The Sphinx mask had mussed his hair, and Laila’s hands twitched with the memory of her fingers combing through it, the surprising texture of it like roughened silk. She shoved aside the memory. She knew all the carefully cobbled pieces of him. He was deception steeped in elegance, from his sharp smile to his unsettling eyes. Séverin’s eyes were the precise color of sleep—sable velvet with a violet sheen, promising either nightmare or dream.
Séverin held open the door, and Laila brushed past him. The basement holding space was narrow and lined with bookshelves and rusting cutlery. Tristan was in the middle of peeling off his S?reté uniform in exchange for a swallowtail coat and top hat. He waved a shy hello at her.
Laila blew him a kiss. “So? Did you get the catalogue coin?”
Séverin grinned. “Yes.”
“Where’s the courier?”
“With a stiff drink, I imagine.”
“Did you keep the coin or—”
“Returned it,” said Séverin. “No point holding on to it once we had the coordinates.”

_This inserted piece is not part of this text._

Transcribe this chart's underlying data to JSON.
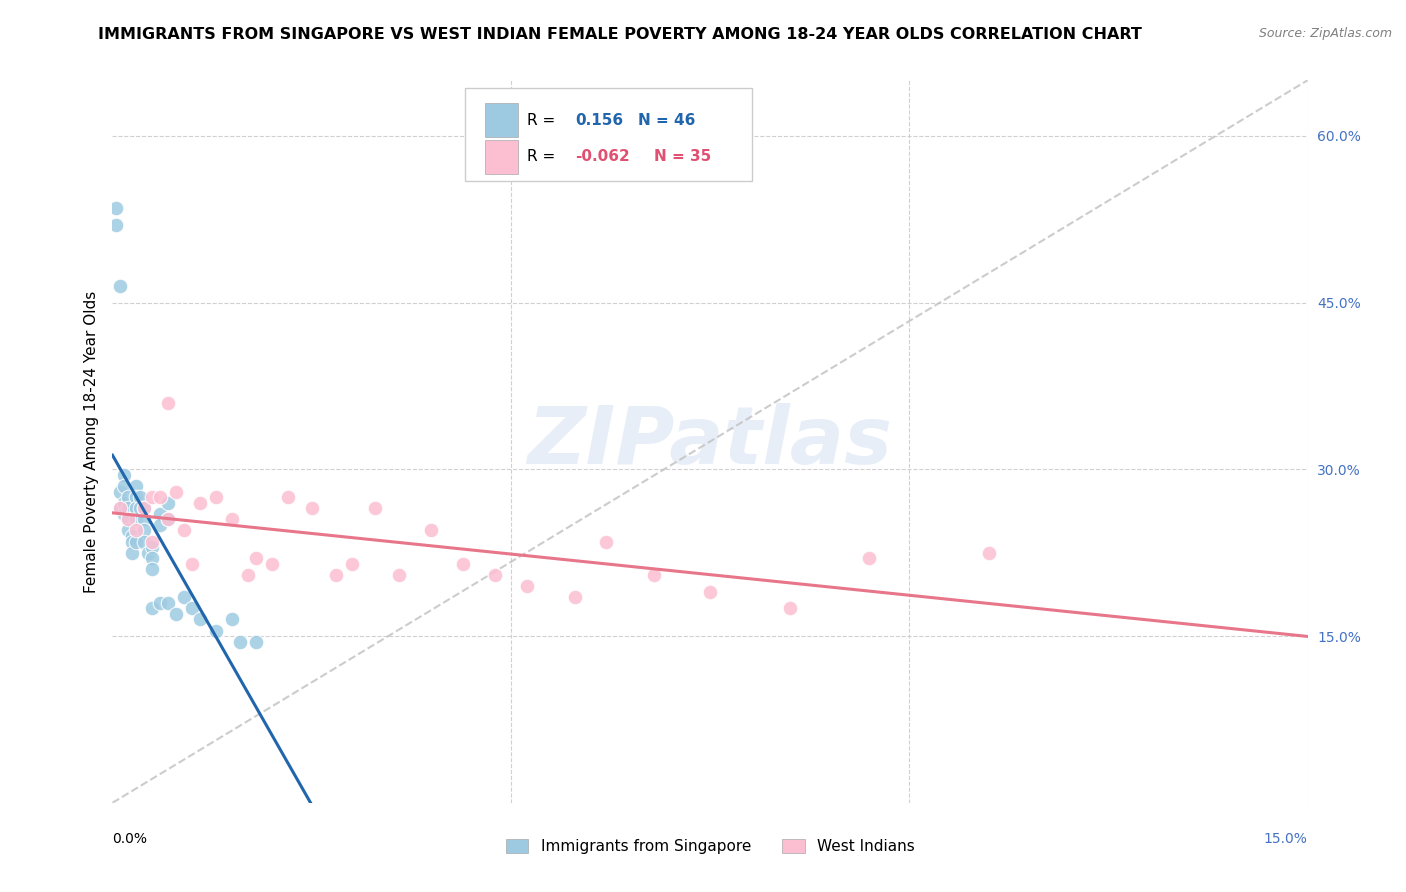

“Good,” she said. She’d begun to feel rather guilty for the courier and the thought of landing him into even more trouble with his employers didn’t sit well with her. “What happened back there with the Sphinx schedules?”
Séverin rubbed his hand through his hair. “I couldn’t tell you. Zofia Forged the schedule perfectly. Tristan delivered it on time. A clerical error, perhaps. But you saved us. Feigning a lovers’ spat with Hypnos?” He shuddered.
“On the contrary, it was quite fun,” said Laila. Séverin seemed to go rigid, and Laila felt the slightest thrill. “He was the one who came to warn me, anyway.”